Panufnik, Andrzej

eminent Polish-born English conductor and composer; b. Warsaw, Sept. 24, 1914; d. London, Oct. 27, 1991. Panufnik's father was a Polish manufacturer of string instruments, his mother an Englishwoman who studied violin in Warsaw. He began training with his mother.

After studying composition at the Warsaw Conservatory, earning his diploma in 1936, Panufnik took conducting lessons with FELIX WEINGARTNER at the Vienna Academy of Music in 1937-38. He subsequently completed his training with Philippe Gaubert in Paris and also studied in London in 1938-39. He returned to Warsaw in 1939, remaining there during the Nazi occupation, playing piano in the underground.

After the liberation of Poland in 1945, he conducted the Krakow and Warsaw Philharmonics. However, in 1954 Panufnik left his homeland in protest of the Communist regime, setding in England, where he became a naturalized British citizen in 1961. After serving as music director of the City of Birmingham Symphony Orchestra from 1957 to 1959, he devoted himself to composition. His wife, Scarlett Panufnik, published Out of the City of Fear (London, 1956), recounting his flight from Poland. His autobiography was published as Composing Myself (London, 1986).
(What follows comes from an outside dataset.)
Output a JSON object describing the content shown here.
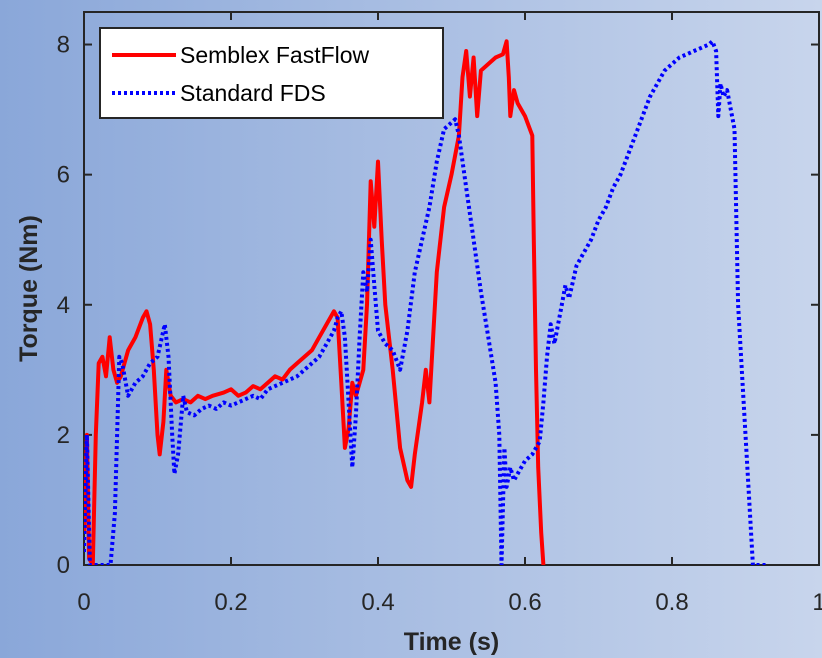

In 1988 Panufnik appeared as a guest conductor of his own works with the N.Y. Chamber Symphony and in 1990 with the Chicago Symphony Orchestra. He was knighted in 1991.

In his early years Panufnik belonged to the vanguard group of Polish composers. He used advanced techniques, including QUARTER TONES, and made certain innovations in notation. In several of his orchestral works, he left blank spaces in the place of rests to indicate inactive instrumental parts. In his later music he adopted a more circumspect idiom — expressive, direct, and communicative. His compositions to 1944 were destroyed during the Warsaw uprising.

Panufnik composed ten symphonies and other orchestral works, four string quartets, other chamber and piano works, and choral works.